The reason, explains research published online today in Cancer Cell, is intrinsic resistance found in immature progenitor cells that are the root cause of the disease – and relapse – says principal investigator Dr. Rodger Tiedemann, a hematologist specializing in multiple myeloma and lymphoma at the Princess Margaret, University Health Network (UHN). Dr. Tiedemann is also an Assistant Professor in the Faculty of Medicine, University of Toronto.
The research demonstrates that the progenitor cells are untouched by mainstay therapy that uses a proteasome inhibitor drug ("Velcade") to kill the plasma cells that make up most of the tumour. The progenitor cells then proliferate and mature to reboot the disease process, even in patients who appeared to be in complete remission.
"Our findings reveal a way forward toward a cure for multiple myeloma, which involves targeting both the progenitor cells and the plasma cells at the same time," says Dr. Tiedemann. "Now that we know that progenitor cells persist and lead to relapse after treatment, we can move quickly into clinical trials, measure this residual disease in patients, and attempt to target it with new drugs or with drugs that may already exist.
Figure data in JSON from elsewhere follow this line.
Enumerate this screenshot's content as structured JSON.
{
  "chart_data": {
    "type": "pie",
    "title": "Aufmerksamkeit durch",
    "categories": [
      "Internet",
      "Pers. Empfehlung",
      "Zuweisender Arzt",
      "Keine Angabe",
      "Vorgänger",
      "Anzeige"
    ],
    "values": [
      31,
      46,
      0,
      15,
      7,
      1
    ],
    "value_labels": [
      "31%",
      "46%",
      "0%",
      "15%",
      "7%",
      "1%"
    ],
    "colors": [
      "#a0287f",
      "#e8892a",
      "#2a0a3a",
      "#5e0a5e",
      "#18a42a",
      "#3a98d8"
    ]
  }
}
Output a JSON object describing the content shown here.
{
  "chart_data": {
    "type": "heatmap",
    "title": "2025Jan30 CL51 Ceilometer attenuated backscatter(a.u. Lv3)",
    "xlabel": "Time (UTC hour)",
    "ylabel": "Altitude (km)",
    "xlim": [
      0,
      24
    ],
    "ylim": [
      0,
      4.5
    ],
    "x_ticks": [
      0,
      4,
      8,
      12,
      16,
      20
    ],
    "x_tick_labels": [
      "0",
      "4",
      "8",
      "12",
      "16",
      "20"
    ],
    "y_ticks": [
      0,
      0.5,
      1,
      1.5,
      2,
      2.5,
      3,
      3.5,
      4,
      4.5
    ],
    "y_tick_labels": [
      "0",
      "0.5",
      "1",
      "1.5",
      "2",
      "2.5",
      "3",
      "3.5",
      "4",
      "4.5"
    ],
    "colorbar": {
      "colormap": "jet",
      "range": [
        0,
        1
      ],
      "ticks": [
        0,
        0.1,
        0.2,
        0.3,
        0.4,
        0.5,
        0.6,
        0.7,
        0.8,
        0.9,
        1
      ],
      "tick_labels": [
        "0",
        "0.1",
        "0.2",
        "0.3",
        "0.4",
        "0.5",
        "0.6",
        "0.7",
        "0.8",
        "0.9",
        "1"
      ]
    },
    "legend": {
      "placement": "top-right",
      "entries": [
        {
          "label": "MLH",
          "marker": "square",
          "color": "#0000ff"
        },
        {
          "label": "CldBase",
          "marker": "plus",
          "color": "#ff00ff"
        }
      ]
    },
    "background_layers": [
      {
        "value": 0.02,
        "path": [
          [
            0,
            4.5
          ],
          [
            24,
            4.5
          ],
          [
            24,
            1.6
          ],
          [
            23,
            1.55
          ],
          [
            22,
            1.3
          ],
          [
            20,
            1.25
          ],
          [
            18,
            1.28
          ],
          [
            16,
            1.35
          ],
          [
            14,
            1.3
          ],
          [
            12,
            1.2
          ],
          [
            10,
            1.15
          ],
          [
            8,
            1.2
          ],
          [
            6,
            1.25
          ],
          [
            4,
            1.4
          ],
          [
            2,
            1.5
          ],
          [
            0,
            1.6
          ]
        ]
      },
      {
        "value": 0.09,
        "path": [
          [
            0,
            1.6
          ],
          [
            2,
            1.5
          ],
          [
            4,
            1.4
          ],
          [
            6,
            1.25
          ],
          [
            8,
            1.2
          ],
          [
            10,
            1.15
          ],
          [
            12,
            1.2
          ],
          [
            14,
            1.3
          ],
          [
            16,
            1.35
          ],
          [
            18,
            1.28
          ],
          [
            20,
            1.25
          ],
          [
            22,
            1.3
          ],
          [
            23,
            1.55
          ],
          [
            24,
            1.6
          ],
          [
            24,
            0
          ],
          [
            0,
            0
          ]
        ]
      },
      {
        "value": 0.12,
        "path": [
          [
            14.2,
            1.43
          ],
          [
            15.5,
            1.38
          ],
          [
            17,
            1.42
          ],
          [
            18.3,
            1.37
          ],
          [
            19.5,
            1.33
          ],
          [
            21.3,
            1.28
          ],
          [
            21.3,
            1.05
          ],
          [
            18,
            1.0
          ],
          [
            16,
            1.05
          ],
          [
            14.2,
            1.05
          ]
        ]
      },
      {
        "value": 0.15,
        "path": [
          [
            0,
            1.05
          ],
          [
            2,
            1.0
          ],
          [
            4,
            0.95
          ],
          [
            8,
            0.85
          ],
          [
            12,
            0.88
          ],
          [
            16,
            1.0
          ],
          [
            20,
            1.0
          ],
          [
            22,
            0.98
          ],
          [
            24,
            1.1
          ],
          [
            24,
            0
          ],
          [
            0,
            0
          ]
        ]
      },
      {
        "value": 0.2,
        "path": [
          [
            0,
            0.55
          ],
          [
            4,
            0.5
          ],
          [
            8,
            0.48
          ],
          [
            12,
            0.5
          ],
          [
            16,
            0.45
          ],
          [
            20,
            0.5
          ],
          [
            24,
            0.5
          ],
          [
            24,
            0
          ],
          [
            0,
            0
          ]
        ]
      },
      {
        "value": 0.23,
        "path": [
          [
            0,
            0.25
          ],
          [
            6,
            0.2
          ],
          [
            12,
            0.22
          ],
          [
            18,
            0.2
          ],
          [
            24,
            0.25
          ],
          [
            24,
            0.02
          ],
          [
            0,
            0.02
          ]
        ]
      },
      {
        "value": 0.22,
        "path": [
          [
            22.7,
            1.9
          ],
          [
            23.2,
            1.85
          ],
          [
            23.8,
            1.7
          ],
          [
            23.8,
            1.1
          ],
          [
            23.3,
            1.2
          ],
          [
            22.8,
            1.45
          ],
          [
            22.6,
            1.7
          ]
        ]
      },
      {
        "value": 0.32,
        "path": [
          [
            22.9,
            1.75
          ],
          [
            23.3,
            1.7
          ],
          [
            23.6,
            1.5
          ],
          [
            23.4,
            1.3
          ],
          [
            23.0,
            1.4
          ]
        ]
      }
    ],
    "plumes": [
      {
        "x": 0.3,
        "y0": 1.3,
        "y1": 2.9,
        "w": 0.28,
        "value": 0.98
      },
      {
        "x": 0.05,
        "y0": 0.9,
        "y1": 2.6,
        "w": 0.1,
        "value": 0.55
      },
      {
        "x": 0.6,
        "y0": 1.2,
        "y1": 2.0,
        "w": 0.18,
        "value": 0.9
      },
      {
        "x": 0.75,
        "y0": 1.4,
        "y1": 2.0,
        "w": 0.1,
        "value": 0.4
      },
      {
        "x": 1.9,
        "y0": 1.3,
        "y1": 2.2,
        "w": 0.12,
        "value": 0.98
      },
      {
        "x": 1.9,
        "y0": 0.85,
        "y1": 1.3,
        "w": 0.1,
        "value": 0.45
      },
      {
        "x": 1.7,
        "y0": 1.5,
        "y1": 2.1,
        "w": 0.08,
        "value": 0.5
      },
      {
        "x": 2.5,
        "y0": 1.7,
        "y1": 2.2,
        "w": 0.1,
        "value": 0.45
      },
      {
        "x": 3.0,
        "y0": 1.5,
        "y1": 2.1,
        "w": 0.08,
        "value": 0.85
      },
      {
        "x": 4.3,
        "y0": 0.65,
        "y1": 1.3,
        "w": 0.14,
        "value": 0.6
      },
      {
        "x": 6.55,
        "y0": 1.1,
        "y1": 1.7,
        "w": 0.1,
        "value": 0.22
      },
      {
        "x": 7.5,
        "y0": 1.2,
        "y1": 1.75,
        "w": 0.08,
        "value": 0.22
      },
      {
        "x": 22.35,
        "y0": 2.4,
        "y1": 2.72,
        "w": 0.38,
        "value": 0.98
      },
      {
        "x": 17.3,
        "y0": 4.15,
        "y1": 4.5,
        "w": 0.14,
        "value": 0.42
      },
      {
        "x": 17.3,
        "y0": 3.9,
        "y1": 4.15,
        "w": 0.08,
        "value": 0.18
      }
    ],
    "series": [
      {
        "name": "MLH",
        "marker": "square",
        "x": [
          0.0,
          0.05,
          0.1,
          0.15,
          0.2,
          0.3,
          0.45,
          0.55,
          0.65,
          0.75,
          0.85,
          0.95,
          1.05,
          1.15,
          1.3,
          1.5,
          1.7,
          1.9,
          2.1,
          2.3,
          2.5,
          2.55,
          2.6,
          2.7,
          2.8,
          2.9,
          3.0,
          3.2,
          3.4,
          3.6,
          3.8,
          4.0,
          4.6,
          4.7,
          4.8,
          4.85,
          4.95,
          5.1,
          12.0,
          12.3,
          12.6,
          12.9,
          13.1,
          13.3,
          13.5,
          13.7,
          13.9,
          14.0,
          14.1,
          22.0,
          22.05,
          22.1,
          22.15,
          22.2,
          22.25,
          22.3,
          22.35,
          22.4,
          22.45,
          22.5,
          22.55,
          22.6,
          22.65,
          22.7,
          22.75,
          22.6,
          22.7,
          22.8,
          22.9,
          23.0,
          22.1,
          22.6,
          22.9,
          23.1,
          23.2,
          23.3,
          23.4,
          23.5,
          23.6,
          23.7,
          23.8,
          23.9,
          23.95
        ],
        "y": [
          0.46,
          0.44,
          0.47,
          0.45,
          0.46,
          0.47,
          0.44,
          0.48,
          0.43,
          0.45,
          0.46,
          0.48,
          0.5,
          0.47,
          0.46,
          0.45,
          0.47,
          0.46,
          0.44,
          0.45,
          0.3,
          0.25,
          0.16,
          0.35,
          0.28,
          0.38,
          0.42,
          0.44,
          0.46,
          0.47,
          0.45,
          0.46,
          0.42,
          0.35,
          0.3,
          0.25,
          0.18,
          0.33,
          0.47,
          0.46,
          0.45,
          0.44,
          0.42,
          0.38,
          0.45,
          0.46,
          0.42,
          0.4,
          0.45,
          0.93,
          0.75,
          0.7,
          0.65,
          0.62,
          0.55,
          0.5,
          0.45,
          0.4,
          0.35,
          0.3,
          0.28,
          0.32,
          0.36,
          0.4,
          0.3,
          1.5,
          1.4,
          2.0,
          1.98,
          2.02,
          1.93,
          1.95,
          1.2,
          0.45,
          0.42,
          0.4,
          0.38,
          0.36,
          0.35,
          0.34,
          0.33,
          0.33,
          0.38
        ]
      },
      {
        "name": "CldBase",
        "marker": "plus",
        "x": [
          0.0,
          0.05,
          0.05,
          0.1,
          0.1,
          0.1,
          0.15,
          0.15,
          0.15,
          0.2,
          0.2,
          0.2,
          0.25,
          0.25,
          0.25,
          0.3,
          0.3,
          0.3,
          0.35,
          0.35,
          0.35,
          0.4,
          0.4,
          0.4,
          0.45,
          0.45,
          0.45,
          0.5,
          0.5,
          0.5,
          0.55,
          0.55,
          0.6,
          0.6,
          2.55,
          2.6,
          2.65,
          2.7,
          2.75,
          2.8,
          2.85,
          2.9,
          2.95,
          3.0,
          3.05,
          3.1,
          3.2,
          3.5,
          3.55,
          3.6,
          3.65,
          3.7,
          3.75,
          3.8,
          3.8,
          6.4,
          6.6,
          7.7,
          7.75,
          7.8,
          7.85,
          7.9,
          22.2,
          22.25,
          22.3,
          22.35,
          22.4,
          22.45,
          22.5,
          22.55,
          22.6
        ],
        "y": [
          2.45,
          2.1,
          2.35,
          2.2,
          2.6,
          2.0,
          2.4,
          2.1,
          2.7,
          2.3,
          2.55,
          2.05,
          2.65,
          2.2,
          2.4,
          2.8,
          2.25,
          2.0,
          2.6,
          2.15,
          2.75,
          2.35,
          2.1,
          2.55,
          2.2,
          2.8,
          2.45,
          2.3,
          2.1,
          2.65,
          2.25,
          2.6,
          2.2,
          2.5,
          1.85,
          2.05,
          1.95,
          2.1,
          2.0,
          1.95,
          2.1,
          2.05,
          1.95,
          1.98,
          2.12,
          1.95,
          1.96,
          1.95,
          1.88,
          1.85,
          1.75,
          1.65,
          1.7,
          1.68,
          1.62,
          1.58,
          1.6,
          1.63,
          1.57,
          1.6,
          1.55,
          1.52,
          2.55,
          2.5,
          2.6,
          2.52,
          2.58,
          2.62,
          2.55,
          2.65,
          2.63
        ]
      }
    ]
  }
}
In tackling the dilemma of treatment failure, the researchers identified a cancer cell maturation hierarchy within multiple myeloma tumors and demonstrated the critical role of myeloma cell maturation in proteasome inhibitor sensitivity. The implication is clear for current drug research focused on developing new proteasome inhibitors: targeting this route alone will never cure multiple myeloma.
Dr. Tiedemann says: "If you think of multiple myeloma as a weed, then proteasome inhibitors such as Velcade are like a persnickety goat that eats the mature foliage above ground, producing a remission, but doesn't eat the roots, so that one day the weed returns."
The research team initially analyzed high-throughput screening assays of 7,500 genes in multiple myeloma cells to identify effectors of drug response, and then studied bone marrow biopsies from patients to further understand their results. The process identified two genes (IRE1 and XBP1) that modulate response to the proteasome inhibitor Velcade and the mechanism underlying the drug resistance that is the barrier to cure.
Dr. Tiedemann is part of the latest generation of cancer researchers at UHN building on the international legacy of Drs. James Till and the late Ernest McCulloch, who pioneered a new field of science in 1961 with their discovery that some cells ("stem cells") can self-renew repeatedly.
The science has continued to advance unabated ever since, and notably with key discoveries by Dr. John Dick of cancer stem cells first in leukemia and next in colon cancer. Dr. Tiedemann's new findings underscore the clinical importance of understanding how cells are organized in the disease process.
The research was funded by the Canadian Cancer Society, the Molly and David Bloom Chair in Multiple Myeloma Research, the Arthur Macaulay Cushing Estate and The Princess Margaret Cancer Foundation.